4. Le sursis à statuer du 26 octobre 2018 était fondé sur l'article L. 424-1 du code de l'urbanisme et avait pour motif que le projet de M. B... était de nature à rendre plus onéreux l'exécution de travaux publics d'extension de l'école Pierre et Marie Curie. En cause d'appel, la commune demande que soit substitué au motif initialement retenu, le motif tiré de ce que le projet envisagé par la déclaration préalable est de nature à compromettre ou à rendre plus onéreuse l'exécution du futur plan local d'urbanisme. Ce nouveau motif est de nature à fonder l'arrêté du 26 octobre 2018 en application des dispositions rappelées au point 3. Une telle substitution de motifs implique nécessairement que soit substituée, comme base légale de l'arrêté, l'article L. 153-11 du code de l'urbanisme à l'article L. 424-1 du même code, seul visé dans l'arrêté.

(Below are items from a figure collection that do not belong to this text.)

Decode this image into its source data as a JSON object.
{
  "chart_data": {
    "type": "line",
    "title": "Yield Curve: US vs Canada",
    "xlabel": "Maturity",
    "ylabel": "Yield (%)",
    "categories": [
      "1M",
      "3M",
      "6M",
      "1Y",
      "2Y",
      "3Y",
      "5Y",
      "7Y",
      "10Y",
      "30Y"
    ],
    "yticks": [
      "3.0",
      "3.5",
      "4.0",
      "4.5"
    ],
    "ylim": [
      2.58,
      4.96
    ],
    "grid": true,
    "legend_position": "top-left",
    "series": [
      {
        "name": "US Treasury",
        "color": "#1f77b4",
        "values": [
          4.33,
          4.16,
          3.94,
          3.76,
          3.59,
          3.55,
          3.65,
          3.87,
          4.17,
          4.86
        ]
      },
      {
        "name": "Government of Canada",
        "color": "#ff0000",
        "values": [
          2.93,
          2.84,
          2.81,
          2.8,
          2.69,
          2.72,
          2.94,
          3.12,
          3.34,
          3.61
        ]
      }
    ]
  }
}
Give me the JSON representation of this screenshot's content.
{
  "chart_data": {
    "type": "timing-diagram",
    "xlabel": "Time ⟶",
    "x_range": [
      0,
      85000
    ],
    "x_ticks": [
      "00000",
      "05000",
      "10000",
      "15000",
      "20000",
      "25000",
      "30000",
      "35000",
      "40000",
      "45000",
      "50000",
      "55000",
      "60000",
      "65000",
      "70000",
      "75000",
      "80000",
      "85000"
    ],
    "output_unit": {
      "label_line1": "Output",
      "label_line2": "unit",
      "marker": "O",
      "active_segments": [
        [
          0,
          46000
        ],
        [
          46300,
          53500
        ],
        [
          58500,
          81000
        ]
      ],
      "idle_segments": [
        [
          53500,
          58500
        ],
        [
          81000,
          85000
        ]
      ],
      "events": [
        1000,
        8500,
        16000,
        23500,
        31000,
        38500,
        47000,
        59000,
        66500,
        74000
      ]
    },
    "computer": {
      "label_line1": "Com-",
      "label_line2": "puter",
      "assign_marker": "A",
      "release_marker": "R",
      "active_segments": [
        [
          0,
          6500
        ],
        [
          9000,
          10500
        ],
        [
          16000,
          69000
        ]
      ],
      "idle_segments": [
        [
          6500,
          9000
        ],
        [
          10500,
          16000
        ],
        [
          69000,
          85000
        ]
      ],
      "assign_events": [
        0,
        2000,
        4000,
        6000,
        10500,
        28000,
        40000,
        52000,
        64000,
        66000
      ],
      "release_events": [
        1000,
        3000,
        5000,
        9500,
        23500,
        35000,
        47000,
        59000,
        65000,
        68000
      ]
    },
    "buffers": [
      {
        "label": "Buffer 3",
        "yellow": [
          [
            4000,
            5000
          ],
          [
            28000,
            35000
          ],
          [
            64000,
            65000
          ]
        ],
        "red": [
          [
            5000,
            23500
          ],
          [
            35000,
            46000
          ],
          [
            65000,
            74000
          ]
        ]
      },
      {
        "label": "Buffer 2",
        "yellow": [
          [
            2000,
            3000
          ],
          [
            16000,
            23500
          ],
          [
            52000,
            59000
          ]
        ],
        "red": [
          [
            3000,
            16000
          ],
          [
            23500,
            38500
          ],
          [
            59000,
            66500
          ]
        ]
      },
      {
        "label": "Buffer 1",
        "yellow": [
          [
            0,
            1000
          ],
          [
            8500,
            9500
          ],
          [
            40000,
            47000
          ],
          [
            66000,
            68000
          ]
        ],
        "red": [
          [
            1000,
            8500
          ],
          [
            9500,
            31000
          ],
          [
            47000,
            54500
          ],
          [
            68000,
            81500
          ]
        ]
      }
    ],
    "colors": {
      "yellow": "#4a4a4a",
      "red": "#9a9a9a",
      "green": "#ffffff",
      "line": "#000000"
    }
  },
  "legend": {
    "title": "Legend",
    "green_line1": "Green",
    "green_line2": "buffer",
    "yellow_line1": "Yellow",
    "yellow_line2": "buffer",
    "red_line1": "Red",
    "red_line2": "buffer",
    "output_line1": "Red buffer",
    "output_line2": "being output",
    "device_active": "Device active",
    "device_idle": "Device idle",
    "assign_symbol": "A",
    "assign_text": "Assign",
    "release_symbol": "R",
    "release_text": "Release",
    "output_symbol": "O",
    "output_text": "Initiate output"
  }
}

5. La mise en œuvre des dispositions citées au point 3 repose sur le même pouvoir d'appréciation que celui résultant de l'application de l'article L. 424-1 du code de l'urbanisme. Elle n'est soumise à la mise en œuvre d'aucune garantie particulière à l'égard du destinataire de la décision. Dans ces conditions, il y a lieu de substituer l'article L. 153-11 du code de l'urbanisme comme base légale du sursis à statuer, prononcé le 26 octobre 2018.

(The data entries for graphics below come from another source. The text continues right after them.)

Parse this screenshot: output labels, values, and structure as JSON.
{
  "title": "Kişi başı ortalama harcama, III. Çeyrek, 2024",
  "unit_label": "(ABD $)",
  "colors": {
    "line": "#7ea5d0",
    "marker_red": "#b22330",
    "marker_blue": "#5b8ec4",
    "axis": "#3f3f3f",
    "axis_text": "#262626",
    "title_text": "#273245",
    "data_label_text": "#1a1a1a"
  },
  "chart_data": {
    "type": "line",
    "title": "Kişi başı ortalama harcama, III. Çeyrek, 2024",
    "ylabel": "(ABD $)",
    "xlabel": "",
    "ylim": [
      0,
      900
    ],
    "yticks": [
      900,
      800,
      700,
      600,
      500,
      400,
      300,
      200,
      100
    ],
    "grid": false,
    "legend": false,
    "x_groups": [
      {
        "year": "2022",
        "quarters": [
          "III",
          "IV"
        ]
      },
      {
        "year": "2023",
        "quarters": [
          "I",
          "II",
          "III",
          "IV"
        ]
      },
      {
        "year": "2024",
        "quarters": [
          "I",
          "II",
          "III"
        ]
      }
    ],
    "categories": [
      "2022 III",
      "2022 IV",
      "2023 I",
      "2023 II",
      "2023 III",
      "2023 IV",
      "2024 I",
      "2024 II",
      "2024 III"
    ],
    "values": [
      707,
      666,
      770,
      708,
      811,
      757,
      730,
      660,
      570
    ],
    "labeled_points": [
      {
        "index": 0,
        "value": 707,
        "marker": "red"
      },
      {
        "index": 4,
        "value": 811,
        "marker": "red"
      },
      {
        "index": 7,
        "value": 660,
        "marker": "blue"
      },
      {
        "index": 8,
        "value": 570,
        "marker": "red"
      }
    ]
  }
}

6. Il ressort des pièces du dossier que le conseil municipal s'est prononcé dans sa séance du 15 décembre 2017 sur le projet d'aménagement et de développement durables porté à sa connaissance en vue de la révision simplifiée du plan local d'urbanisme, engagée par délibération du 24 juin 2016. Le projet d'aménagement et de développement durables, tel qu'annexé à cette délibération, était suffisamment précis dans ses orientations comme dans ses documents graphiques, même si ceux-ci n'étaient pas établis sur des fonds de carte faisant apparaître le parcellaire existant, pour permettre d'apprécier la portée exacte des orientations projetées et la compatibilité du projet soumis à déclaration préalable avec ces orientations.

7. En l'espèce, le projet d'aménagement et de développement durables entend renforcer la centralité de la ville et les équipements publics existants, notamment l'école Pierre et Marie Curie. A ce titre, il délimite sur un document graphique, faisant apparaître les principales rues de la commune, une zone " comportant le secteur d'extension de l'école Pierre et Marie Curie jusqu'à la place Albert Thomas ". Il n'est pas sérieusement contesté que cette zone porte notamment sur les terrains détenus par M. B.... En outre, les orientations du projet d'aménagement de développement durables prévoient de favoriser sur cette zone " l'intégration des cheminements doux dans la logique de création des nouveaux projets ".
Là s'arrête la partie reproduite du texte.